Researchers at the institute, based at the university’s McDonough School of Business, say the romantic aspect of the day appeals to unmarried women in committed relationships but not to single or married women.
Romance: Less Affordable Luxury?
“There are many possibilities, but one of the most appealing to us is that times have been tough of late,” says GICR director and lead study author Kurt Carlson, when asked about these findings. “People are working longer hours for the same or less pay than they did 10 or even five years ago. When times are tough, romance seems to be a luxury that just doesn't measure up against the necessities of life.”
Since Valentine's Day is typically a male-driven spending day, he says, it might be that “the crush of necessity” doesn't fall equally on the two sexes.
“Men see Valentine's Day as the main day they engage in romance,” says Carlson, also an associate professor of marketing at the McDonough School. “Women believe in romance year round, and maybe don't feel the need for an extra day of it when times are tough. They might just simply prefer a new juicer to replace the old one.”
Gossip: Men vs. Women
The institute’s 2014 Valentine’s Day Survey, which Carlson produced with GICR research director Ishani Banerji and research associate Sam Skowronek, included nearly 900 consumers whose average age was 35.
Men in any type of relationship like the romance of Valentine’s Day, the study shows. But those not in relationships, men or women, dislike the romance of the day.
“We think this is because those who are not in relationships either don’t see the point or they are jealous of those in relationships,” Carlson says. “It is basically sour grapes applied to Valentine’s Day. If you can’t partake in the romance of the day then you don’t want the romance of the day.”
Valentines in the Workplace
Was the professor surprised by the study result that more men than women believe Valentine’s Day should be celebrated in the workplace?
It is basically sour grapes applied to Valentine’s Day. If you can’t partake in the romance of the day then you don’t want the romance of the day.”
—Kurt Carlson, GICR director on the results of the Valentine's Day study
“On the one hand, yes, I was surprised, because the stereotype is that men are just generally less interested in celebrating Valentine's Day than women,” he said. “On the other hand, no because the workplace has not always been fair to women.”
“Sexual harassment is still far more common than it should be, and even in settings where it is mostly absent, the ghosts of sexual harassment still walk the halls,” Carlson adds. “It is possible that women understand this better than men do and so understand the slippery slope of any activity in the workplace that could encourage sexual harassment.”
The report also showed that 85 percent of people planned to spend the same or less money than they did last year.

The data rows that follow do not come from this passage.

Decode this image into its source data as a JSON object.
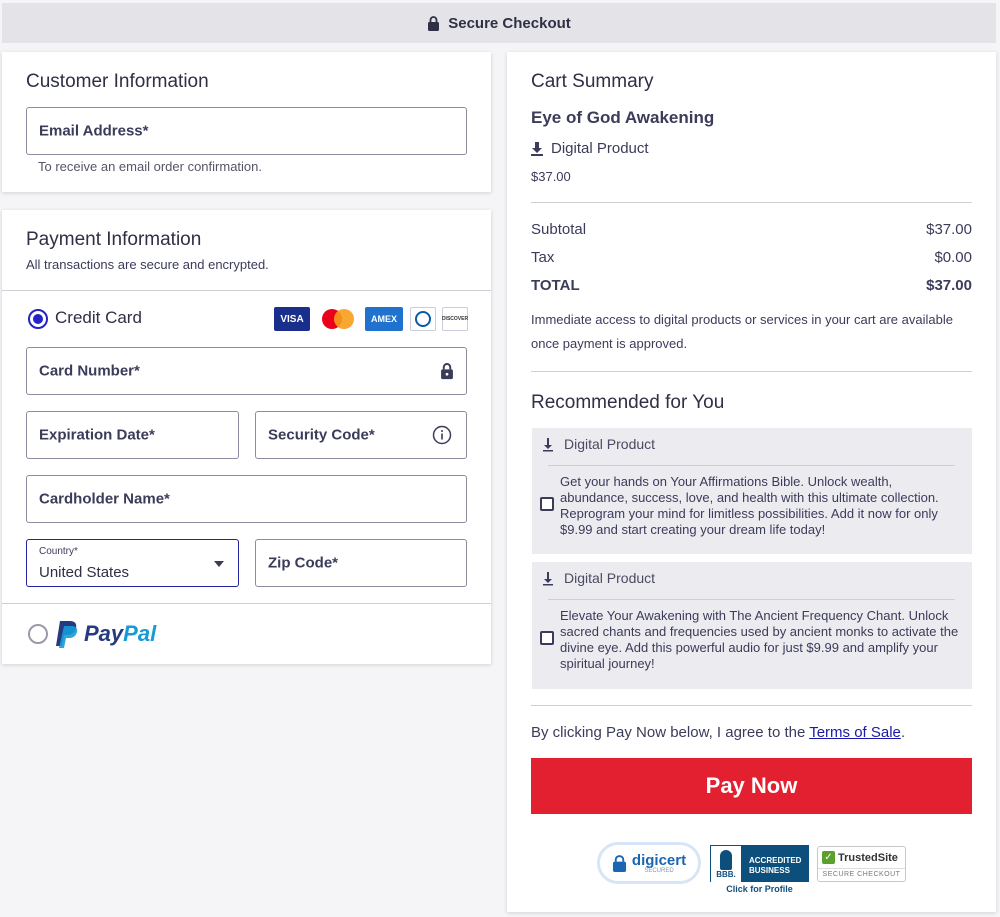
{
  "header": {
    "title": "Secure Checkout",
    "icon": "lock-icon"
  },
  "customer": {
    "title": "Customer Information",
    "email_placeholder": "Email Address*",
    "email_hint": "To receive an email order confirmation."
  },
  "payment": {
    "title": "Payment Information",
    "subtitle": "All transactions are secure and encrypted.",
    "credit_card_label": "Credit Card",
    "card_brands": [
      "VISA",
      "Mastercard",
      "AMEX",
      "Diners",
      "DISCOVER"
    ],
    "card_number_placeholder": "Card Number*",
    "expiration_placeholder": "Expiration Date*",
    "security_code_placeholder": "Security Code*",
    "cardholder_placeholder": "Cardholder Name*",
    "country_label": "Country*",
    "country_value": "United States",
    "zip_placeholder": "Zip Code*",
    "paypal_label_pay": "Pay",
    "paypal_label_pal": "Pal",
    "selected_method": "Credit Card"
  },
  "cart": {
    "title": "Cart Summary",
    "product_name": "Eye of God Awakening",
    "product_type": "Digital Product",
    "product_price": "$37.00",
    "subtotal_label": "Subtotal",
    "subtotal_value": "$37.00",
    "tax_label": "Tax",
    "tax_value": "$0.00",
    "total_label": "TOTAL",
    "total_value": "$37.00",
    "access_note": "Immediate access to digital products or services in your cart are available once payment is approved."
  },
  "recommended": {
    "title": "Recommended for You",
    "items": [
      {
        "type": "Digital Product",
        "text": "Get your hands on Your Affirmations Bible. Unlock wealth, abundance, success, love, and health with this ultimate collection. Reprogram your mind for limitless possibilities. Add it now for only $9.99 and start creating your dream life today!",
        "checked": false
      },
      {
        "type": "Digital Product",
        "text": "Elevate Your Awakening with The Ancient Frequency Chant. Unlock sacred chants and frequencies used by ancient monks to activate the divine eye. Add this powerful audio for just $9.99 and amplify your spiritual journey!",
        "checked": false
      }
    ]
  },
  "terms": {
    "prefix": "By clicking Pay Now below, I agree to the ",
    "link": "Terms of Sale",
    "suffix": "."
  },
  "pay_button": "Pay Now",
  "badges": {
    "digicert_name": "digicert",
    "digicert_sub": "SECURED",
    "bbb_line1": "ACCREDITED",
    "bbb_line2": "BUSINESS",
    "bbb_mark": "BBB.",
    "bbb_caption": "Click for Profile",
    "trusted_name": "TrustedSite",
    "trusted_sub": "SECURE CHECKOUT"
  },
  "colors": {
    "accent": "#2323c8",
    "pay_button": "#e3202f",
    "link": "#1a1aa6"
  }
}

About 59 percent of people in committed relationships said their change in spending was due to their financial situations.
“The economy as a macroeconomic entity has stabilized, but most people have less spending power now than they did ten years ago,” Carlson says. “In short, the economy is better off in terms of its stability, but people are not better off in terms of purchasing power.”
Georgetown and KPMG LLP, the audit, tax, and advisory firm, launched the institute a little over a year ago with the mission of being the “go-to source for research about consumers,” Carlson says.
“While much of our work focuses on the testing theories of consumer behavior and using experiments to determine the causal drivers of consumer behavior, we also have a soft spot for consumer intentions that relate to universal cultural events,” he explains.
The institute’s first cultural event study was its 2013 Thanksgiving Black Friday Survey.